VS Code settings.json:
{
"editor.formatOnSave": true,
"editor.defaultFormatter": "esbenp.prettier-vscode",
"[python]": {
"editor.defaultFormatter": "charliermarsh.ruff"
}
}
Pre-Commit Hooks
Use a pre-commit hook to catch any unformatted code before it reaches your repository:
# .pre-commit-config.yaml
repos:
- repo: https://github.com/pre-commit/mirrors-prettier
rev: v3.3.0
hooks:
- id: prettier
- repo: https://github.com/astral-sh/ruff-pre-commit
rev: v0.8.0
hooks:
- id: ruff-format
CI Enforcement
Run the formatter in check mode in CI to fail builds with unformatted code:
# JavaScript/TypeScript
prettier --check .
biome check .
# Python
ruff format --check .
# Go
gofmt -l . | grep . && exit 1
# Rust
cargo fmt --check
Recommendations by Language
| Language | Recommended Formatter | Runner-Up |
|---|---|---|
| JavaScript/TypeScript | Prettier (or Biome for speed) | Biome |
| Python | Ruff | Black |
| Go | gofmt/goimports | None needed |
| Rust | rustfmt | None needed |
| C/C++ | clang-format | None meaningful |
| Java | google-java-format | Spotless |
| Ruby | RuboCop | Standard |
| PHP | PHP-CS-Fixer | Pint (Laravel) |
The Bottom Line
The best code formatter is the one your team adopts and never thinks about again.
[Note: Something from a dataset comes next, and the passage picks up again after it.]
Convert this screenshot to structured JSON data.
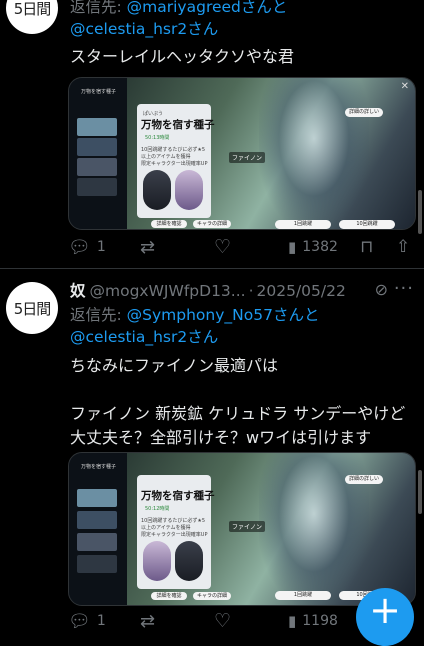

Configure it once, set up format-on-save and CI enforcement, and redirect all formatting energy into writing better code.
If you are starting a new project in 2026: use Ruff for Python, Biome (or Prettier) for JavaScript/TypeScript, and the official formatter for Go, Rust, or any language that has one. The trend is clear — opinionated, fast, minimal-configuration formatters win because they eliminate a category of unproductive discussion entirely.